Brasil Expande 525 Novos Mercados
Nos últimos três anos, o agronegócio brasileiro conquistou 525 novos mercados internacionais, sendo 225 apenas em 2025. Essa expansão abrangeu 82 países e 58 destinos no último ano, conforme dados do Ministério da Agricultura. As novas aberturas têm um potencial significativo, podendo elevar as exportações do setor em até US$ 37,5 bilhões anuais em um horizonte de cinco anos, à medida que o comércio internacional se desenvolve e amadurece.
Segundo a pasta, essas novas oportunidades já trouxeram um impacto positivo de US$ 3,4 bilhões à balança comercial do Brasil, consolidando uma média de 14 novos processos de abertura realizados mensalmente.
Oportunidades no Setor de Proteínas
As proteínas animais foram destaque nas novas aberturas de mercado, com 112 novas autorizações. Logo atrás, o material genético animal e a alimentação para animais também se destacaram, com 79 e 61 liberações respectivamente. O México liderou como principal destino, com 24 novas autorizações concedidas a produtos brasileiros, conforme dados da plataforma Aberturas de Mercado, gerida pela Secretaria de Comércio e Relações Internacionais do ministério.
Processo de Abertura de Mercados
Importante ressaltar que o simples ato de abrir um novo mercado não garante que o comércio seja imediato. Cada abertura representa apenas a permissão sanitária para exportar um produto específico para um determinado país, mas isso não significa que as exportações comecem de forma imediata.

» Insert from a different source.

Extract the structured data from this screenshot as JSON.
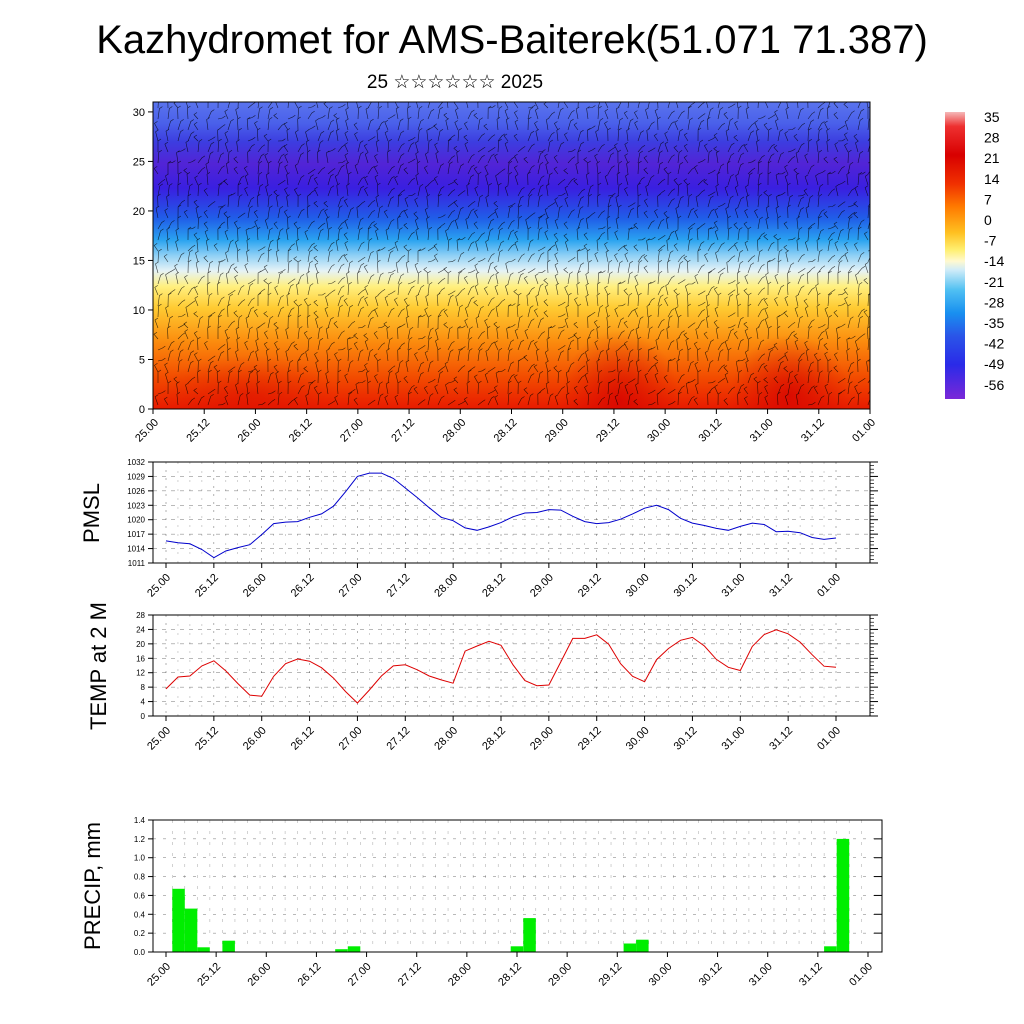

Após a aprovação sanitária, etapas adicionais são necessárias, incluindo a habilitação das empresas, o registro e a negociação comercial. Este processo pode levar de seis meses a um ano antes que o comércio realmente comece.
Recordes nas Exportações do Agronegócio
A relevância das novas aberturas para o agronegócio brasileiro é evidente nos números da balança comercial. Entre janeiro e novembro de 2025, as exportações do setor alcançaram impressionantes US$ 155,25 bilhões, representando um crescimento de 1,7% em relação ao mesmo período do ano anterior, de acordo com o Ministério da Agricultura. Isso significa que o agronegócio correspondeu a 48,8% de todas as exportações brasileiras durante este período.
Diversificação e Estratégias Comerciais
De acordo com Luis Rua, secretário de Comércio e Relações Internacionais do ministério, as novas aberturas abordam duas frentes principais: a necessidade de diversificação das exportações e a crescente demanda por segurança alimentar por parte de outros países. Essa estratégia se intensificou após a imposição de tarifas de 50% pelos Estados Unidos sobre produtos brasileiros a partir de agosto do ano passado.
Ainda assim, mesmo com essas restrições, as vendas do agronegócio para os EUA apresentaram uma queda moderada de apenas 4% no acumulado do ano, mantendo um saldo positivo nas exportações.
Avanços Notáveis e Novos Mercados
Entre os avanços mais significativos, destaca-se a liberação da carne bovina brasileira para o México, após 20 anos de negociações. Outras aberturas notáveis incluem a exportação de algodão para o Egito, sorgo para a China e carne de frango kosher para Israel. Além disso, 220 mercados existentes foram ampliados, permitindo que mais empresas fossem habilitadas e aumentando a abrangência regional, o que gerou mais US$ 7 bilhões à balança do agronegócio, conforme informou o ministério.
Impacto da Diversificação no Setor de Carne Bovina
O setor de carne bovina foi um dos que mais se beneficiaram, com 29 novos mercados abertos no período. Segundo Roberto Perosa, presidente da Abiec, a diversificação ajudou a atenuar os efeitos das tarifas americanas. Destinos como Vietnã, Indonésia e México se tornaram cada vez mais relevantes, com o México emergindo como o segundo maior comprador da carne brasileira, em meio ao aumento das tarifas impostas pelos EUA.
Prioridades Finais e Desafios a Superar
Entre as prioridades do setor, estão as aberturas de mercado para carne bovina no Japão, Coreia do Sul e Turquia. O Japão, em particular, se destaca nas negociações e é considerado um mercado de alto valor, atualmente abastecido principalmente pelos Estados Unidos e Austrália.
Entretanto, para Sueme Mori, diretora de Relações Internacionais da CNA, as aberturas são essenciais, mas precisam ser acompanhadas de acordos comerciais que reduzam as tarifas. Um exemplo disso é o acordo entre Mercosul e União Europeia, que prevê a redução tarifária, mas enfrenta barreiras paralelas, como a Lei Antidesmatamento do bloco.